Historically, one-third of Grace Matthews’ sell-side engagements consist of corporate divestitures for large, global companies. We also frequently work with large corporations on acquisition strategy development and execution as well as on valuations and fairness opinions.
Global multinational companies across the chemicals and material industry value our unique position as both skilled M&A practitioners and industry experts. For potential divestiture projects, we work closely with corporate development teams and senior executives to determine the feasibility of a corporate carve-out and assess the potential market interest for the business. Then, we discuss the client’s goals for the process, which may include valuation, speed, confidentiality, or other factors. We are keenly aware that potential conflicts of interest can exist when divesting a business, making the role of a third-party, impartial advisor even more critical.

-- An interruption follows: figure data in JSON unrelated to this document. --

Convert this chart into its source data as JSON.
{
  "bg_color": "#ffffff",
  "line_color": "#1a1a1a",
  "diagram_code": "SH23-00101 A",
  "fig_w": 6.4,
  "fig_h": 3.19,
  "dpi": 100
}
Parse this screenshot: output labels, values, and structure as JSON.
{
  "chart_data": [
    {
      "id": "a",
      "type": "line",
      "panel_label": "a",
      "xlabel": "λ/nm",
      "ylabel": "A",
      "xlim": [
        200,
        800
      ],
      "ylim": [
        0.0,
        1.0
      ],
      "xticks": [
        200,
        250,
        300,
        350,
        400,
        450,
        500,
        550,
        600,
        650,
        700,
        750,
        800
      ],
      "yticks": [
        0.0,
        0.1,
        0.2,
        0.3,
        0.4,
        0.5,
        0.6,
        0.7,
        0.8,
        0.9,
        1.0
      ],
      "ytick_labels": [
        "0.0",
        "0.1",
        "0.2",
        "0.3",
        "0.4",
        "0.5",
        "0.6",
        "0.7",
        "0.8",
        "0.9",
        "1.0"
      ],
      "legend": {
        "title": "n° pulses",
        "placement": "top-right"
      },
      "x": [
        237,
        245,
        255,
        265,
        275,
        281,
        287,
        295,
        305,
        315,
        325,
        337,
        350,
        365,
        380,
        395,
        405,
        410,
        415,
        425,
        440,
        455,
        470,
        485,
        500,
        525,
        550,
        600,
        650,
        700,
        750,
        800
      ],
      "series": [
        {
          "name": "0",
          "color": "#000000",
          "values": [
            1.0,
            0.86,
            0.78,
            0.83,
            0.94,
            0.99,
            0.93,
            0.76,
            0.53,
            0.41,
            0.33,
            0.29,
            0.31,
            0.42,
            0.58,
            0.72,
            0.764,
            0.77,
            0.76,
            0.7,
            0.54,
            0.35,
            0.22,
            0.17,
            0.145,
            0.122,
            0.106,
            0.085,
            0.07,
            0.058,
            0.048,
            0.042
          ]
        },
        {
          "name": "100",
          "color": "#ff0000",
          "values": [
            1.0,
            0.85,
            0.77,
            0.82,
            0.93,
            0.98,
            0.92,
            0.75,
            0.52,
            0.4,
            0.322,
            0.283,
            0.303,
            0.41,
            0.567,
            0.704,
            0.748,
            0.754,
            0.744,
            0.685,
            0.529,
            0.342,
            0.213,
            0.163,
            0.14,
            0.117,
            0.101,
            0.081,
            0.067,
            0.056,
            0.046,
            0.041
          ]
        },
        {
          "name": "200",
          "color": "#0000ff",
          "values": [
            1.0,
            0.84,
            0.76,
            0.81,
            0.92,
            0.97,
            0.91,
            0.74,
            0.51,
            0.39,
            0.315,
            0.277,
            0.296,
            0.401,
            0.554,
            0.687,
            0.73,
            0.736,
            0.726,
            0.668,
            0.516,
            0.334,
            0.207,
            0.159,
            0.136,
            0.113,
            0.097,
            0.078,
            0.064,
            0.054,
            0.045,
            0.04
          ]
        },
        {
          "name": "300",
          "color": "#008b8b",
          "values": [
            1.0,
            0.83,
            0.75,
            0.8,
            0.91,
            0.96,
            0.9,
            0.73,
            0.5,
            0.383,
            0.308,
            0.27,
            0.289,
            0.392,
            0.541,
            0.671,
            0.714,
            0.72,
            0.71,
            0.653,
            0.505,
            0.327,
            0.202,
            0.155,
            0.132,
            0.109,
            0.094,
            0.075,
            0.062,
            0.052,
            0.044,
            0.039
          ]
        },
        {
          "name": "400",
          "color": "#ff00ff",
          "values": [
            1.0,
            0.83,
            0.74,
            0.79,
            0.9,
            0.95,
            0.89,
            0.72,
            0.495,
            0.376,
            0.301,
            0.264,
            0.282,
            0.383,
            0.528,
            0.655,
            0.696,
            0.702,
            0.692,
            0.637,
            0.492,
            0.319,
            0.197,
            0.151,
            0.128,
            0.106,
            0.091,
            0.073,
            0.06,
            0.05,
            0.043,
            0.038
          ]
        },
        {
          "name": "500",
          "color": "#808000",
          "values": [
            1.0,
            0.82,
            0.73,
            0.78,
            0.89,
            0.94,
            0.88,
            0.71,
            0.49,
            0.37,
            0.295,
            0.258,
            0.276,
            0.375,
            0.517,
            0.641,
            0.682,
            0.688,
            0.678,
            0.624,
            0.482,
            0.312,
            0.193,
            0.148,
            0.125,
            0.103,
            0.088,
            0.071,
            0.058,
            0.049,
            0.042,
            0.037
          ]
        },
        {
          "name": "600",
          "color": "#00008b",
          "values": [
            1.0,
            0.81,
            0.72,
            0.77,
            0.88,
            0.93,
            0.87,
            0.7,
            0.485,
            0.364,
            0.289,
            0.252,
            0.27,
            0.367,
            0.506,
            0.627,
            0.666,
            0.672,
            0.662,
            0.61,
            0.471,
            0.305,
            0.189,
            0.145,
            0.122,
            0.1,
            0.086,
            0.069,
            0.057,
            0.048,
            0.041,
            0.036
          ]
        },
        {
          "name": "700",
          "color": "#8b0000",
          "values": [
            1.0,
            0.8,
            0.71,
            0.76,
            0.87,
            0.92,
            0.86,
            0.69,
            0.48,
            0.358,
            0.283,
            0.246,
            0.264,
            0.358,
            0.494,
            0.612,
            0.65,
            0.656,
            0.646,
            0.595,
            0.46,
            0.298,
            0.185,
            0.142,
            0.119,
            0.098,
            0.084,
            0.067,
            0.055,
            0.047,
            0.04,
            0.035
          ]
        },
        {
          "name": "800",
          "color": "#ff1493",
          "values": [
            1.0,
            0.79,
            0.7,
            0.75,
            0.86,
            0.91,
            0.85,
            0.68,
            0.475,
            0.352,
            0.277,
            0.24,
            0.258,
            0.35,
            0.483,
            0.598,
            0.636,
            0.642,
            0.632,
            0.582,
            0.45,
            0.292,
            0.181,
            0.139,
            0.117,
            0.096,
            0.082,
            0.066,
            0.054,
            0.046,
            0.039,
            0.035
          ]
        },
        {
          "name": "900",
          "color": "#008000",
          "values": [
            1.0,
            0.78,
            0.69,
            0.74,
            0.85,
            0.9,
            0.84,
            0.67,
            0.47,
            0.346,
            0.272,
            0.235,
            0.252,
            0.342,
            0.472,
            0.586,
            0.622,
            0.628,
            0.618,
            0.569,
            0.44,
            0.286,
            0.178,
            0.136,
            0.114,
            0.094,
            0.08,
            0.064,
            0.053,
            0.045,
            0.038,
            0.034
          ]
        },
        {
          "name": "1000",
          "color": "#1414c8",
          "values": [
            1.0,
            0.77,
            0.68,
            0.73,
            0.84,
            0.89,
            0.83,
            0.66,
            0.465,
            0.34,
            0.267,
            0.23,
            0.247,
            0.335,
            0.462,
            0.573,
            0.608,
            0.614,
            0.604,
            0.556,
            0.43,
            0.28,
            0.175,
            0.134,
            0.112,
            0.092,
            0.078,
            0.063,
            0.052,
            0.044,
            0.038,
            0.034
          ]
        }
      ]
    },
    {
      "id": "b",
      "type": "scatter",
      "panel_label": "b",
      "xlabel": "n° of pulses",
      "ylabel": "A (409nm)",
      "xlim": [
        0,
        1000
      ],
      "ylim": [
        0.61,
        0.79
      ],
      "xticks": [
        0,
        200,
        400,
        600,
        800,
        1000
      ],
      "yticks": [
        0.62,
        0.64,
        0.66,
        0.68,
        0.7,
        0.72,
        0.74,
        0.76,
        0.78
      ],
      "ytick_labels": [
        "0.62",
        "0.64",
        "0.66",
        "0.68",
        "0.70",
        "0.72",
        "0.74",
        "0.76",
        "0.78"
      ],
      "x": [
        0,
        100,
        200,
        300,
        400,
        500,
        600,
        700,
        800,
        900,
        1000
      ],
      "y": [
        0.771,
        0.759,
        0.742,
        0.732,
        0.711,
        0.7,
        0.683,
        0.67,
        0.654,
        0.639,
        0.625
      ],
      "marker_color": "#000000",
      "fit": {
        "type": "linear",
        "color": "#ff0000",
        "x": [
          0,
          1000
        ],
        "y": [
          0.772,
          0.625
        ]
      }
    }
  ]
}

Divestiture candidates often have meaningful entanglements within the parent company, including shared personnel and inter-company arrangements, and frequently lack dedicated, standalone financial statements. We have significant experience advising clients in these highly complex situations and can offer guidance on the type of information a buyer will need to properly assess the opportunity. We then work with the client’s internal team and relevant third-party advisors, such as accounting firms, to prepare the marketing materials and carveout financial statements necessary to best position and present the business to the market.
Importantly, we maintain strong relationships with key decision makers across the chemicals and materials industry and with private equity firms having the experience and capabilities to acquire a corporate carveout. Corporate divestitures are typically among the most complex M&A transactions, but the team at Grace Matthews prides itself on a “roll up your sleeves” approach that has led to successful outcomes for many of the world’s largest companies.
We have completed transactions with private, public, and large multinational corporations across the chemical value chain, throughout the U.S. and the world.